This woman's grandma lived in an apartment building across the way. Now the balcony view comforts her in grief
CBC
Six years ago, Jennifer Douma of Woodstock, Ont., moved into the apartment building next to her grandmother. As luck would have it, the women's balconies faced each other and they would regularly greet each other with enthusiastic waves from across the parking lot.
But now that Douma's grandmother has died, it's her viral Facebook post on the group, 'View from YOUR window,' that is helping her grieve.
"The response was tremendous. It was outrageous," said Douma, 51, a single mom and high school teacher. "I actually had to put a little edit on there just thanking everybody for their comments and their condolences and their touching tributes."

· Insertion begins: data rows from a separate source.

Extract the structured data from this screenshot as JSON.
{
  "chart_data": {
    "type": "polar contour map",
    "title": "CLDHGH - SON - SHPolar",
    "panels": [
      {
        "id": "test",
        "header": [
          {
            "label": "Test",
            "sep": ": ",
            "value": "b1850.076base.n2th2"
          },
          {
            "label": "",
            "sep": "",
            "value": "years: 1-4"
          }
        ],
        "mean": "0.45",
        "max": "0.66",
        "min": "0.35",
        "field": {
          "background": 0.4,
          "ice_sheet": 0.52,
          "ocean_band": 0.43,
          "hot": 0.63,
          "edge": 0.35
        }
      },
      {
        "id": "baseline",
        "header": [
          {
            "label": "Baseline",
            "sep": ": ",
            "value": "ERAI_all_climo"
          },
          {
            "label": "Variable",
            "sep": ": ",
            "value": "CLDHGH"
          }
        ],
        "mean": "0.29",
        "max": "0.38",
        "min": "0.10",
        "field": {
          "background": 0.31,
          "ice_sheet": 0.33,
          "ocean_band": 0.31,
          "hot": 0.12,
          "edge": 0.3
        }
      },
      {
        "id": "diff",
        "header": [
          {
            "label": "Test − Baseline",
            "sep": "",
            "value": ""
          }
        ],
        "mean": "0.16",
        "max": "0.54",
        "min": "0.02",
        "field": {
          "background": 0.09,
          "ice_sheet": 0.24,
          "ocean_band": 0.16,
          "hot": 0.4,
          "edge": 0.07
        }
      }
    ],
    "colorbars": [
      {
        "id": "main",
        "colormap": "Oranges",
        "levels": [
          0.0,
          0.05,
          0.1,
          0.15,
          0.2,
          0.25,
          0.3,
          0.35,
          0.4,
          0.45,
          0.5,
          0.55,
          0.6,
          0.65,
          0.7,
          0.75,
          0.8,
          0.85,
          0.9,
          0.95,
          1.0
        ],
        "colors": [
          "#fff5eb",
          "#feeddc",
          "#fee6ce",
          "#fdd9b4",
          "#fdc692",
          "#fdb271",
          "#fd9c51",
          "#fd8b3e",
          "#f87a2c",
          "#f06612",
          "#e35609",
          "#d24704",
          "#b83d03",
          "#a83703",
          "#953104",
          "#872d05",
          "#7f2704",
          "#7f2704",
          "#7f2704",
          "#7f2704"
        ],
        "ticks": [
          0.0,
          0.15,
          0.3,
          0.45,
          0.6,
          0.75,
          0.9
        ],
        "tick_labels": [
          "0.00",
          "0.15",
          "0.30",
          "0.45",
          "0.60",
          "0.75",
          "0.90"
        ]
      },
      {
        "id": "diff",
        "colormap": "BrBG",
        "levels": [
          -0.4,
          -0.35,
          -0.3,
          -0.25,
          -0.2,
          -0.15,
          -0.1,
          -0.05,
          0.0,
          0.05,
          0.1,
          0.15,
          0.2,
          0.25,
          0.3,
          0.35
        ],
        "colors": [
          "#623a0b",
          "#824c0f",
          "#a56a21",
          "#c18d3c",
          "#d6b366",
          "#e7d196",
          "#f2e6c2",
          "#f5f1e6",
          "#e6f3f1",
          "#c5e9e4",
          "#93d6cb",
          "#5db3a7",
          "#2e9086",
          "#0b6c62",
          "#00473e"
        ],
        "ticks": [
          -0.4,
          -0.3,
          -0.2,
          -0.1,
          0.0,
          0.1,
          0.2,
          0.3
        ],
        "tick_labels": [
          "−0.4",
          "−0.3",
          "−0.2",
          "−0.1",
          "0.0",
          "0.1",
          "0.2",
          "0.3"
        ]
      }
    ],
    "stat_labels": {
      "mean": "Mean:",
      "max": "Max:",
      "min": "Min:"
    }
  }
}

"I miss her a lot. I still think about her a lot every day," she said.
Six years ago, Douma decided to downsize her home and moved her family into an apartment building directly across from the building where her grandmother, Audrey Douma, lived.
Douma, who immigrated to Canada from the Netherlands in 1948, had seven children, 17 grandchildren and 37 great grandchildren. She was 96 years old when she died on February 26.
"My apartment is on the third floor and her apartment was on the fourth floor, and we were directly across from each other so we could see each other every day," said Douma.
"She watched my children walk to school," she said. "She'd watched them from her breakfast table."
Read Jennifer Douma's social media post:
"I think the picture of the balcony made it real to people who read the FB post," said Darcy Harris, Thanatology professor at Western University's King's University College in London, Ont. Thanatology is the study of death and dying.
"They could imagine her grandmother waving back to Jennifer, and now the image without her is just of a generic apartment building," she said. "It is a poignant reminder of grief as the absence of presence."
Reading people's responses about their own journeys with grief has been healing, said Douma.
"This is a community. This is a global thing. It's not just me," she said. "There was a real sense of connection with people."
Some of Douma's best memories of her grandmother are from when she was a child, eating lunch with her grandparents.